The next morning while I was in the shower, Mom knocked on the bathroom door and said, “Our cab is here.” I thought, “Wow! It’s too early for them to be here.”


A minute later, I realized I’d forgotten to cancel my first ride! I was glad I was in the shower, because I felt as though I had egg on my face. Although the day started out a bit bumpy, when we got home that day we had a good laugh over it!


Last year when she visited, we had another successful adventure. One morning, as we ate breakfast, I remembered how she used to enjoy driving her car to one of her favorite stores called The Rack. Although it’s relatively close to my apartment it is just beyond walking distance. As I ate, I wondered how we could get over there. I had an idea, but I thought she’d never go for it. A few minutes later, I told her, said, “You know, I have two scooters. If you really want to go to The Rack we can take them.” To my amazement she said, “Okay!”

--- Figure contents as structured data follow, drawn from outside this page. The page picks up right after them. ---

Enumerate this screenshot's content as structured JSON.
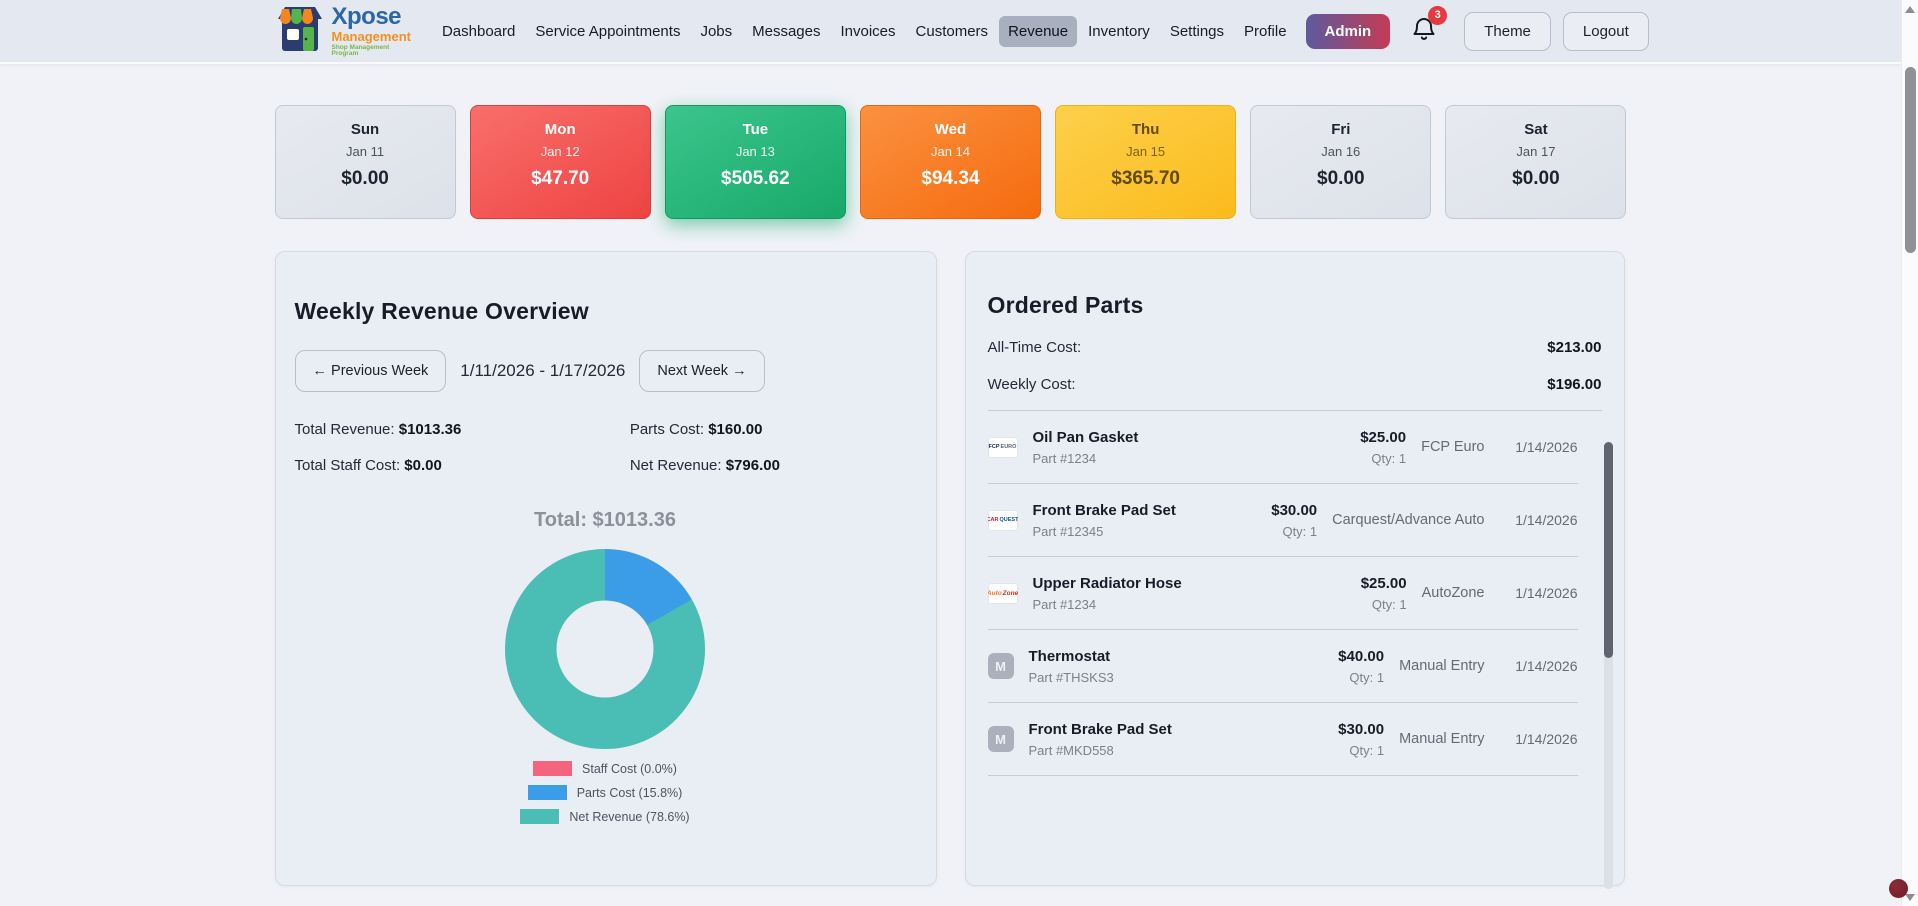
{
  "brand": {
    "name_primary": "Xpose",
    "name_secondary": "Management",
    "tagline": "Shop Management Program"
  },
  "nav": {
    "items": [
      "Dashboard",
      "Service Appointments",
      "Jobs",
      "Messages",
      "Invoices",
      "Customers",
      "Revenue",
      "Inventory",
      "Settings",
      "Profile"
    ],
    "active": "Revenue",
    "admin_label": "Admin",
    "notification_count": "3",
    "theme_label": "Theme",
    "logout_label": "Logout"
  },
  "week_days": [
    {
      "day": "Sun",
      "date": "Jan 11",
      "amount": "$0.00",
      "variant": "none"
    },
    {
      "day": "Mon",
      "date": "Jan 12",
      "amount": "$47.70",
      "variant": "red"
    },
    {
      "day": "Tue",
      "date": "Jan 13",
      "amount": "$505.62",
      "variant": "green"
    },
    {
      "day": "Wed",
      "date": "Jan 14",
      "amount": "$94.34",
      "variant": "orange"
    },
    {
      "day": "Thu",
      "date": "Jan 15",
      "amount": "$365.70",
      "variant": "yellow"
    },
    {
      "day": "Fri",
      "date": "Jan 16",
      "amount": "$0.00",
      "variant": "none"
    },
    {
      "day": "Sat",
      "date": "Jan 17",
      "amount": "$0.00",
      "variant": "none"
    }
  ],
  "revenue_panel": {
    "title": "Weekly Revenue Overview",
    "prev_label": "← Previous Week",
    "date_range": "1/11/2026 - 1/17/2026",
    "next_label": "Next Week →",
    "stats": [
      {
        "label": "Total Revenue: ",
        "value": "$1013.36"
      },
      {
        "label": "Parts Cost: ",
        "value": "$160.00"
      },
      {
        "label": "Total Staff Cost: ",
        "value": "$0.00"
      },
      {
        "label": "Net Revenue: ",
        "value": "$796.00"
      }
    ],
    "chart_total": "Total: $1013.36"
  },
  "chart_data": {
    "type": "pie",
    "subtype": "donut",
    "title": "Total: $1013.36",
    "total_value": 1013.36,
    "labels": [
      "Staff Cost (0.0%)",
      "Parts Cost (15.8%)",
      "Net Revenue (78.6%)"
    ],
    "values": [
      0,
      160,
      796
    ],
    "percentages": [
      0.0,
      15.8,
      78.6
    ],
    "colors": [
      "#f4647e",
      "#3b9ce8",
      "#4abdb4"
    ],
    "legend_position": "bottom"
  },
  "ordered_parts": {
    "title": "Ordered Parts",
    "alltime_label": "All-Time Cost:",
    "alltime_value": "$213.00",
    "weekly_label": "Weekly Cost:",
    "weekly_value": "$196.00",
    "items": [
      {
        "name": "Oil Pan Gasket",
        "part": "Part #1234",
        "price": "$25.00",
        "qty": "Qty: 1",
        "vendor": "FCP Euro",
        "date": "1/14/2026",
        "logo": "fcp",
        "logo_parts": [
          {
            "text": "FCP",
            "color": "#12264d"
          },
          {
            "text": "EURO",
            "color": "#5b6470"
          }
        ]
      },
      {
        "name": "Front Brake Pad Set",
        "part": "Part #12345",
        "price": "$30.00",
        "qty": "Qty: 1",
        "vendor": "Carquest/Advance Auto",
        "date": "1/14/2026",
        "logo": "carquest",
        "logo_parts": [
          {
            "text": "CAR",
            "color": "#d7182a"
          },
          {
            "text": "QUEST",
            "color": "#0f4f9e"
          }
        ]
      },
      {
        "name": "Upper Radiator Hose",
        "part": "Part #1234",
        "price": "$25.00",
        "qty": "Qty: 1",
        "vendor": "AutoZone",
        "date": "1/14/2026",
        "logo": "autozone",
        "logo_parts": [
          {
            "text": "Auto",
            "color": "#f47b20"
          },
          {
            "text": "Zone",
            "color": "#d52b1e"
          }
        ]
      },
      {
        "name": "Thermostat",
        "part": "Part #THSKS3",
        "price": "$40.00",
        "qty": "Qty: 1",
        "vendor": "Manual Entry",
        "date": "1/14/2026",
        "logo": "manual",
        "logo_letter": "M"
      },
      {
        "name": "Front Brake Pad Set",
        "part": "Part #MKD558",
        "price": "$30.00",
        "qty": "Qty: 1",
        "vendor": "Manual Entry",
        "date": "1/14/2026",
        "logo": "manual",
        "logo_letter": "M"
      }
    ]
  },
  "colors": {
    "navbar_bg": "#e4e8f1",
    "page_bg": "#f0f2f7",
    "panel_bg": "#e9edf4",
    "active_nav_pill": "#a8afbf",
    "admin_gradient": [
      "#5c5a9e",
      "#c43b55"
    ],
    "badge_red": "#e5393f",
    "day_red": "#ee4343",
    "day_green": "#17a969",
    "day_orange": "#f56b0e",
    "day_yellow": "#fbbb1c"
  }
}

Getting around town without a car is tricky but I’m glad it doesn’t stop me. I just wonder what adventure we’ll go on next week when she’s here!

Moving Forward

It seems like only yesterday that I celebrated my 60th birthday.  But the other day I turned another year older.  Birthdays, like New Year’s Eve, can be a time for making new resolutions or dreaming about what will happen in the future.  Unfortunately, without a plan to accomplish my dreams, they have become casualties of my busy life. 

Looking back over the past years, I sometimes have wrestled with a nagging feeling that I haven’t accomplished much.  Rather than momentarily scaling back on my activities, I have decided to start filtering my activities through the lens of my overall goals.  Staying busy out of fear of failure is like being on a treadmill, it’s easy to look busy but you don’t get anywhere.  Fear and guilt of any kind, are like loops of a shag rug.  If you don’t have boundaries around your life or schedule, it’s like getting your toe caught in a loose loop of a shag rug.  You might eventually fall flat on your face, because you suddenly realize you’re not going anywhere. 

My fear of failing to live up to my expectations has kept me from moving forward in the rhythm God desires me to move in.  When I’ve surrendered my desire to move quickly or accomplish things; as he shows me how to breakdown the tasks into steps I can handle, it’s as if He takes scissors to the cycle of nonproductive busyness.  For example, every day activities seem to have whittled away a big chunk of each day.  Instead of getting frustrated and stuck in self pity, I’ve learned to be grateful that I can do it on my own.  I’ve also learned that I can use some of that “wasted time” to grow myself by listening to teachings or audio books.  When I’m willing to let Him lead me on small step at a time, I get more done and have a lot more fun.   

            What have been some reasons you’ve gotten distracted from the path God has called you too?  Please feel free to share what has helped you to refocus.